As others have noted, Republican attempts to repeal and replace Obamacare have made the law more popular. The individual elements of the Affordable Care Act have always had broad support (many were Republican ideas). The least popular part of the law was always the word “Obama,” and he’s gone. The irony that Republicans are in the uncomfortable position of attacking popular Republican policies is not lost on health care policy watchers.
In this new draft Congress gives away more of its own power by allowing states to apply for various waivers to the current law. The waivers could be for relief from community rating requirements, relief from health benefits packages, and relief from rules preventing insurers from charging older Americans more for health insurance than they charge others. Such provisions are popular and as such states are likely to leave them in place (allowing insurance companies to jack up costs for seniors is not a political winner).

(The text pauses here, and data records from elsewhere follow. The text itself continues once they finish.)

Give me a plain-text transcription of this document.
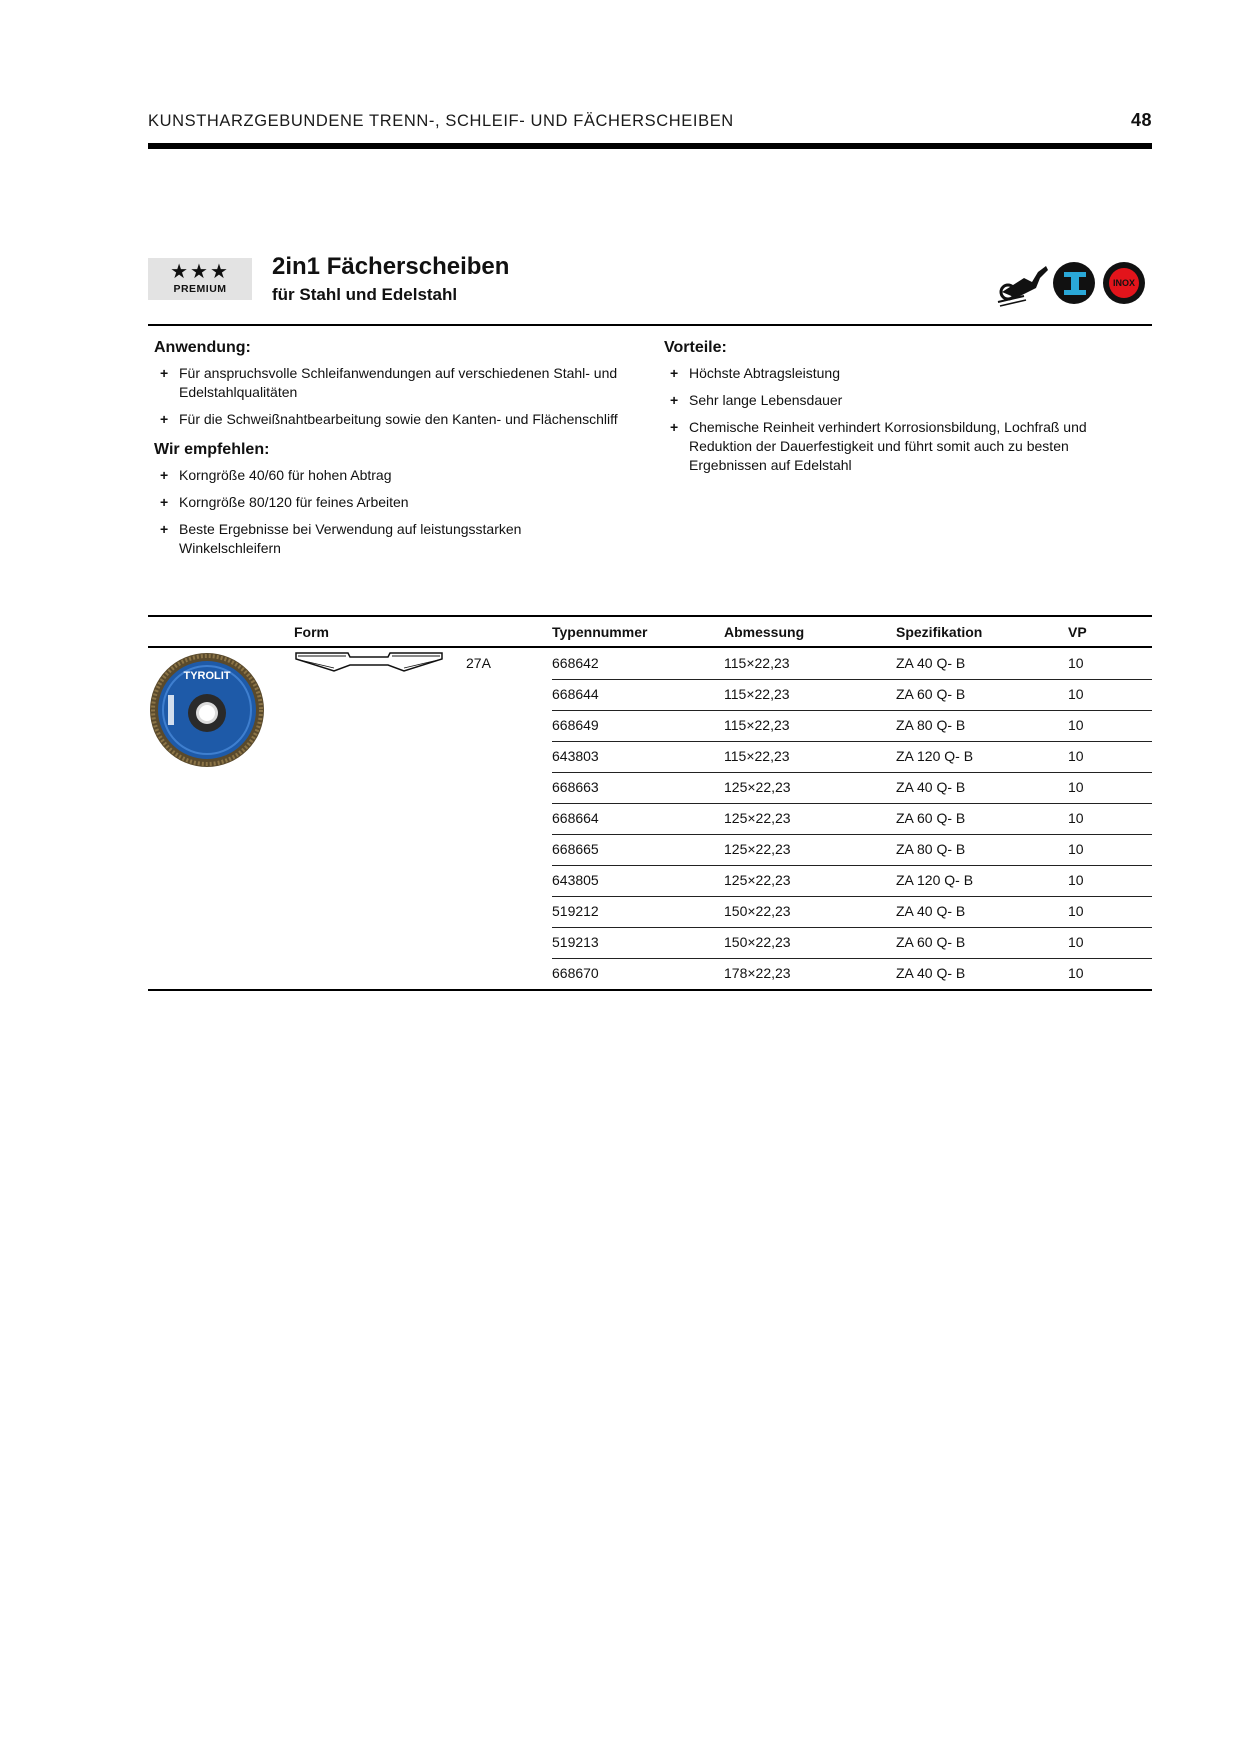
KUNSTHARZGEBUNDENE TRENN-, SCHLEIF- UND FÄCHERSCHEIBEN	48
★★★
PREMIUM
2in1 Fächerscheiben
für Stahl und Edelstahl
INOX
Anwendung:
+ Für anspruchsvolle Schleifanwendungen auf verschiedenen Stahl- und Edelstahlqualitäten
+ Für die Schweißnahtbearbeitung sowie den Kanten- und Flächenschliff
Wir empfehlen:
+ Korngröße 40/60 für hohen Abtrag
+ Korngröße 80/120 für feines Arbeiten
+ Beste Ergebnisse bei Verwendung auf leistungsstarken Winkelschleifern
Vorteile:
+ Höchste Abtragsleistung
+ Sehr lange Lebensdauer
+ Chemische Reinheit verhindert Korrosionsbildung, Lochfraß und Reduktion der Dauerfestigkeit und führt somit auch zu besten Ergebnissen auf Edelstahl
Form	Typennummer	Abmessung	Spezifikation	VP
TYROLIT
27A	668642	115×22,23	ZA 40 Q- B	10
668644	115×22,23	ZA 60 Q- B	10
668649	115×22,23	ZA 80 Q- B	10
643803	115×22,23	ZA 120 Q- B	10
668663	125×22,23	ZA 40 Q- B	10
668664	125×22,23	ZA 60 Q- B	10
668665	125×22,23	ZA 80 Q- B	10
643805	125×22,23	ZA 120 Q- B	10
519212	150×22,23	ZA 40 Q- B	10
519213	150×22,23	ZA 60 Q- B	10
668670	178×22,23	ZA 40 Q- B	10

Congress giving states the power to ignore Congress when it comes to health care continues a trend of the institution shedding responsibility.Congress has been surrendering more power to the executive and has been outsourcing its thinking to lobbyists for years. Rather than own the hard work of governing and explaining the challenges and choices to voters, Members of Congress continues to find ways to make headlines while making others do their work. One result, not surprisingly, is decreased public faith in Congress. Congressional inability to solve problems has led advocates to increasingly focus on states and increasingly ignore Washington. Should this health care proposal pass, that trend will continue.

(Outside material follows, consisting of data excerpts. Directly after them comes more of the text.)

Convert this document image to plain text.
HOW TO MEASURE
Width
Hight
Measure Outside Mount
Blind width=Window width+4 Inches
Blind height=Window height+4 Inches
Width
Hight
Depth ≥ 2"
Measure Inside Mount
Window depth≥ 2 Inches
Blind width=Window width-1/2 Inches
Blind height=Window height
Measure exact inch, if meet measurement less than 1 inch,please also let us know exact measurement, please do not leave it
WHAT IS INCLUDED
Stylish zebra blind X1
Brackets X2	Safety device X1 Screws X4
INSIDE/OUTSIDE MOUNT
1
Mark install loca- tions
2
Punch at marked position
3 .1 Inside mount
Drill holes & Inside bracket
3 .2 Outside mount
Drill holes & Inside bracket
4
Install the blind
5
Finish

This new plan is the sort of political strategy high school students would dream up (maybe a plot twist in the lost sequel to the “The Election”episode of Saved By The Bell — wouldn’t be the first time Saved By The Bell has predicted our current politics). It is also politically dicey. Publicly attacking popular parts of the ACA is a questionable political strategy. Further, those to whom the buck is being passed — governors and state legislators — could respond by punishing Members of Congress at the polls. One response could be attacks that lower voters’ opinion of incumbents and Congress in general — “Congress once again failed the American people, leaving to us to clean up their mess…”. This, of course, creates a political opening for clever and ambitious politicians (most state and local elected officials are ambitious, and many are clever) — “Congress passed the buck to the state and we fixed their mess again, it’s time for those of us who know how to actually accomplish things to go to Congress…”
In the meantime, Congress is ignoring real changes to the ACA that could be both politically popular and benefit the American people. There is no shortage of ideas on how the law could be improved in ways that make good policy and good politics — regular readers know my view, the former head of the Centers for Medicare and Medicaid Andy Slavitt offered a number of suggestions. Other ideas abound.
Rather than pursue this amendment, which is uncertain at best, poses political perils for its promoters, and would continue to erode the power and standing of Congress, Members of Congress should do what the American people most want them to do: govern. Find elements of the Affordable Care Act that need fixing and improving, then build a bi-partisan coalition to do it. At worst, nothing in the law changes which would probably be fine with the American people. At best, Congress would actually make policy progress, which usually makes for good politics.